UFRJ Plural – O crescimento do protestantismo teria relação com essa atuação da Igreja?
Ivo Lebauspin – Houve, de fato, um crescimento enorme do número de evangélicos, sobretudo na América Latina. Certamente, a linha de ação de João Paulo II e de Bento XVI foi muito fechada. E há um fato histórico dentro da Igreja, ressaltado por frei Leonardo Boff, que é a marginalização da mulher no último milênio. A mulher pode fazer muita coisa e trabalhar dentro da Igreja, mas não tem nenhum direito. Além da questão da mulher, a atuação da Igreja é muito fechada em relação ao homossexualismo, aos direitos sexuais reprodutivos, ao uso de preservativos nas relações sexuais, entre outros temas.
UFRJ Plural – Há alguma chance de a Igreja, com o Papa Francisco, entrar em sintonia com esses valores do mundo contemporâneo?
Ivo Lebauspin – É bom dizer que, pelo menos num primeiro momento, nenhum outro cardeal diria que é a favor do aborto ou da união gay. Essa é uma posição oficial e tradicional da Igreja. Estamos na expectativa de como o Papa vai se comportar daqui para frente. A posição retrógrada da Igreja nessas questões é certamente um dos fatores que está afastando as pessoas da Igreja católica. Não dá para ficar numa Igreja que não tem sensibilidade para os fiéis. Alguns não migram para outras crenças, mas simplesmente deixam de participar da instituição. Mas, em parte, é verdade que os evangélicos estão crescendo por causa do conservadorismo da Igreja e, de outro lado, também pelo seu trabalho missionário bem-sucedido.

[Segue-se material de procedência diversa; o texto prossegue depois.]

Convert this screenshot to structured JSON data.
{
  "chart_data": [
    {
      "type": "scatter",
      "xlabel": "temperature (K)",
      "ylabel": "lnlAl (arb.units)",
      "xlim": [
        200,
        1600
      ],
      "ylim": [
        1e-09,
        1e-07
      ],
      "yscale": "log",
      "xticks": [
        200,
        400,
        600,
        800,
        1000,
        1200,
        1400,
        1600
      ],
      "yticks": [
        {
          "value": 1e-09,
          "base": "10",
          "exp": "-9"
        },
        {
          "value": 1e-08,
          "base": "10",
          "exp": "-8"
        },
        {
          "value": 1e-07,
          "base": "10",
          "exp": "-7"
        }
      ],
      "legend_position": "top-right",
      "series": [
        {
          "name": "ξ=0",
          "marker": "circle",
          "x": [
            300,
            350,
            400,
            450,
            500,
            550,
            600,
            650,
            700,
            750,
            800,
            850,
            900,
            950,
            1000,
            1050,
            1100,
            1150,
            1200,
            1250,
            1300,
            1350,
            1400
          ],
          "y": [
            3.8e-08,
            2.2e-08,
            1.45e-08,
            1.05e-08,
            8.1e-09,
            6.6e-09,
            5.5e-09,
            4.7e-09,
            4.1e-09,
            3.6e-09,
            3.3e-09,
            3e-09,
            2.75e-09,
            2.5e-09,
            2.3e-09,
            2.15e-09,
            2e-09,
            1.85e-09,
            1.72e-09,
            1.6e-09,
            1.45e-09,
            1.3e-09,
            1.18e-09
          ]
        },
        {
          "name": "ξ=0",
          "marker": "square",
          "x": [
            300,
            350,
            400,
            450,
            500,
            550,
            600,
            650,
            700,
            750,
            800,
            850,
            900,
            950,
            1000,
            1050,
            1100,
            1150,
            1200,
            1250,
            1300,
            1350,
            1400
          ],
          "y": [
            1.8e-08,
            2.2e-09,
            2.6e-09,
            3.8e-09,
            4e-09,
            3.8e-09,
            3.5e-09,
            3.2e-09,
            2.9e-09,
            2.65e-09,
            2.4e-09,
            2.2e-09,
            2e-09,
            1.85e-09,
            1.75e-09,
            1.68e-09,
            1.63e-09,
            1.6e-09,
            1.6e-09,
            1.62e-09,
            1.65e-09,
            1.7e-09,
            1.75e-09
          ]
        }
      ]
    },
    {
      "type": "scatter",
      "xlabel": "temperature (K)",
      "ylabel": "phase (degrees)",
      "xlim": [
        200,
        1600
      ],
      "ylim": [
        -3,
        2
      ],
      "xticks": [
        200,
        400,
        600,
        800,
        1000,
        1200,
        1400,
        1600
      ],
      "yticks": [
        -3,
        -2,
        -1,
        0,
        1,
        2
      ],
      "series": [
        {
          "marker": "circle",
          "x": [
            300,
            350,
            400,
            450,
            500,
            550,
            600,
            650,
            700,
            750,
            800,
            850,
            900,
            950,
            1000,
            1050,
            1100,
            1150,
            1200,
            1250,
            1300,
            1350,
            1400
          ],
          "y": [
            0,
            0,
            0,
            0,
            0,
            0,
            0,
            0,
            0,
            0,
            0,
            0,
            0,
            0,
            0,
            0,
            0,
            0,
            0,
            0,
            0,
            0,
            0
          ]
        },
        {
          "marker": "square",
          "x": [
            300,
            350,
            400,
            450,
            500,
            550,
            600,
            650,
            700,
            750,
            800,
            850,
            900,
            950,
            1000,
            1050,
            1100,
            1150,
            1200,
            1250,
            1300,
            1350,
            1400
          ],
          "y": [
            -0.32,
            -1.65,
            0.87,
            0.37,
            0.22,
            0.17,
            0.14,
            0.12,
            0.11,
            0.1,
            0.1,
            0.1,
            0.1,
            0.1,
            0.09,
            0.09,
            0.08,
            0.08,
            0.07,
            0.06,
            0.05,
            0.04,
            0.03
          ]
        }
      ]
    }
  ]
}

UFRJ Plural – E em relação à Cúria Romana, o Papa terá como enfrentar o seu poder?
Ivo Lebauspin – Em recente debate, Dom Tomás Balduíno, bispo emérito e ainda muito atuante, disse que estamos vivendo um momento excepcional. Ele avalia que Bento XVI, ao renunciar, expôs todos os pecados da Cúria publicamente. Era a última coisa que ela queria, pois costuma trabalhar em segredo. O que a mídia divulgou sobre os conflitos da Cúria nos dias seguintes à renúncia é impressionante. Por enquanto, o Papa manteve todos nos seus cargos porque deve estar fazendo os seus contatos. Mas acredita-se firmemente que Francisco fará uma mudança na Cúria Romana. Agora, até onde vai essa reforma iremos ver nos próximos meses.
UFRJ Plural – Será que ele avançaria para um novo Concílio?
Ivo Lebauspin – Dom Tomás Balduíno e Leonardo Boff têm dito que, ao escolher o nome Francisco, o novo Papa fez a opção por um projeto de Igreja que se opõe ao projeto que vigorou nos últimos 30 anos. E essa escolha pressupõe retomada da via aberta pelo Concílio Vaticano II, que foi massacrado nas últimas décadas. Não é necessário um novo Concílio. Ele falou não apenas em uma Igreja dos pobres, mas em uma Igreja pobre, o que significa uma ruptura com a visão da Igreja conservadora. Inúmeros sites católicos conservadores estão enfurecidos com a escolha de Jorge Mario Bergoglio. Esse é o melhor sinal. Podemos não saber se ele é avançado, mas temos a certeza de que não é o Papa que os conservadores esperavam.